Die Klägerin habe ein berechtigtes Interesse an der Akteneinsicht. Dem stehe nicht entgegen, dass die Staatsanwaltschaft ein Ermittlungsverfahren eingestellt habe, zumal diese Ermittlungen ohne Beiziehung der Patientenakten erfolgt seien und sich nur auf die Vernehmung zweier Pflegerinnen und der Klägerin beschränkt hätten. Das berechtigte Interesse folge zudem aus dem Anliegen der Klägerin, ggf. einen Schmerzensgeldanspruch geltend machen zu wollen.

Dem Begehren der Klägerin auf Akteneinsicht stehe nicht der mutmaßliche Wille ihres verstorbenen Sohnes entgegen. Im Regelfall spreche nichts dafür, dass ein Verstorbener sich der Aufklärung möglicher Behandlungsfehler verschlossen haben würde. Damit spreche eine Regelannahme zugunsten einer Akteneinsicht von Erben und nächsten Angehörigen.

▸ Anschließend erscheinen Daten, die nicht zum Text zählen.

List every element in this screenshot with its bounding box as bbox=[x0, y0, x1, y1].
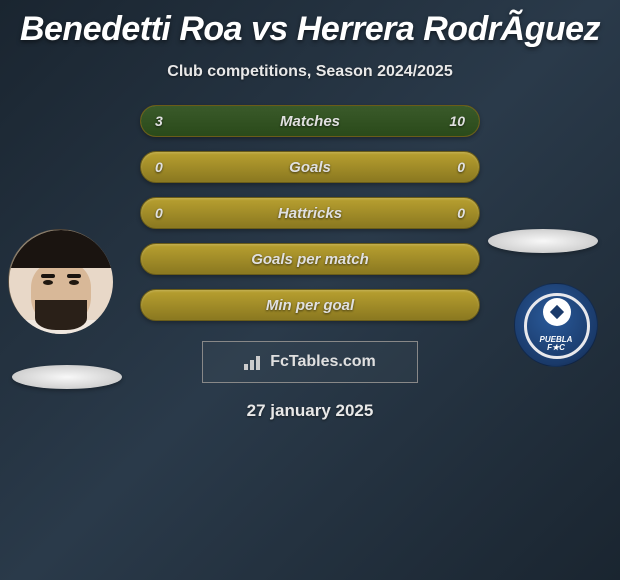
stat-bar: Goals per match bbox=[140, 243, 480, 275]
comparison-card: Benedetti Roa vs Herrera RodrÃ­guez Club… bbox=[0, 0, 620, 421]
player-right-club-badge: PUEBLA F★C bbox=[514, 283, 598, 367]
stat-value-left: 0 bbox=[155, 205, 163, 221]
stat-bar: 0 0 Hattricks bbox=[140, 197, 480, 229]
comparison-body: PUEBLA F★C 310Matches00Goals00HattricksG… bbox=[0, 105, 620, 321]
stat-label: Goals bbox=[289, 159, 331, 176]
player-left-club-placeholder bbox=[12, 365, 122, 389]
stat-bar: 3 10 Matches bbox=[140, 105, 480, 137]
stat-label: Hattricks bbox=[278, 205, 342, 222]
date: 27 january 2025 bbox=[247, 401, 374, 421]
stat-value-left: 3 bbox=[155, 113, 163, 129]
bars-chart-icon bbox=[244, 354, 264, 370]
avatar-face-icon bbox=[9, 230, 113, 334]
watermark-text: FcTables.com bbox=[270, 353, 376, 371]
stat-value-right: 0 bbox=[457, 159, 465, 175]
stat-value-right: 0 bbox=[457, 205, 465, 221]
stat-fill-left bbox=[141, 106, 219, 136]
badge-ball-icon bbox=[543, 298, 571, 326]
stat-value-right: 10 bbox=[449, 113, 465, 129]
stat-value-left: 0 bbox=[155, 159, 163, 175]
title: Benedetti Roa vs Herrera RodrÃ­guez bbox=[20, 10, 600, 49]
badge-line2: F★C bbox=[547, 343, 565, 352]
stat-bar: 0 0 Goals bbox=[140, 151, 480, 183]
subtitle: Club competitions, Season 2024/2025 bbox=[167, 63, 452, 81]
player-right-avatar-placeholder bbox=[488, 229, 598, 253]
stat-label: Matches bbox=[280, 113, 340, 130]
stat-label: Min per goal bbox=[266, 297, 354, 314]
stat-bars: 3 10 Matches 0 0 Goals 0 0 Hattricks Goals per ma… bbox=[140, 105, 480, 321]
stat-label: Goals per match bbox=[251, 251, 369, 268]
badge-text: PUEBLA F★C bbox=[515, 336, 597, 352]
watermark: FcTables.com bbox=[202, 341, 418, 383]
player-left-avatar bbox=[8, 229, 112, 333]
stat-fill-right bbox=[219, 106, 479, 136]
stat-bar: Min per goal bbox=[140, 289, 480, 321]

Es sei nicht ansatzweise zu erkennen, dass sich die Äußerung des Sohnes im ärztlichen Einzelgespräch, die Klägerin solle über Einzelheiten der Behandlung und der ärztlichen Feststellungen nicht unterrichtet werden, auch auf die gänzlich veränderte Sachlage seines Ablebens erstreckt haben soll. Zudem sei zu berücksichtigen, dass er im Zustand einer psychischen Erkrankung Selbstmord beging, was die Frage einer schuldhaften Mitverantwortung der Behandlungseinrichtung besonders nahe lege. Es dränge sich daher vielmehr auf, dass mutmaßlicher Wille des Sohnes in dieser Situation gewesen wäre, den Versuch einer Aufklärung des Geschehens zu unternehmen.

Das Recht der Klägerin erstrecke sich auf sämtliche Aufzeichnungen des ärztlichen und pflegerischen Personals.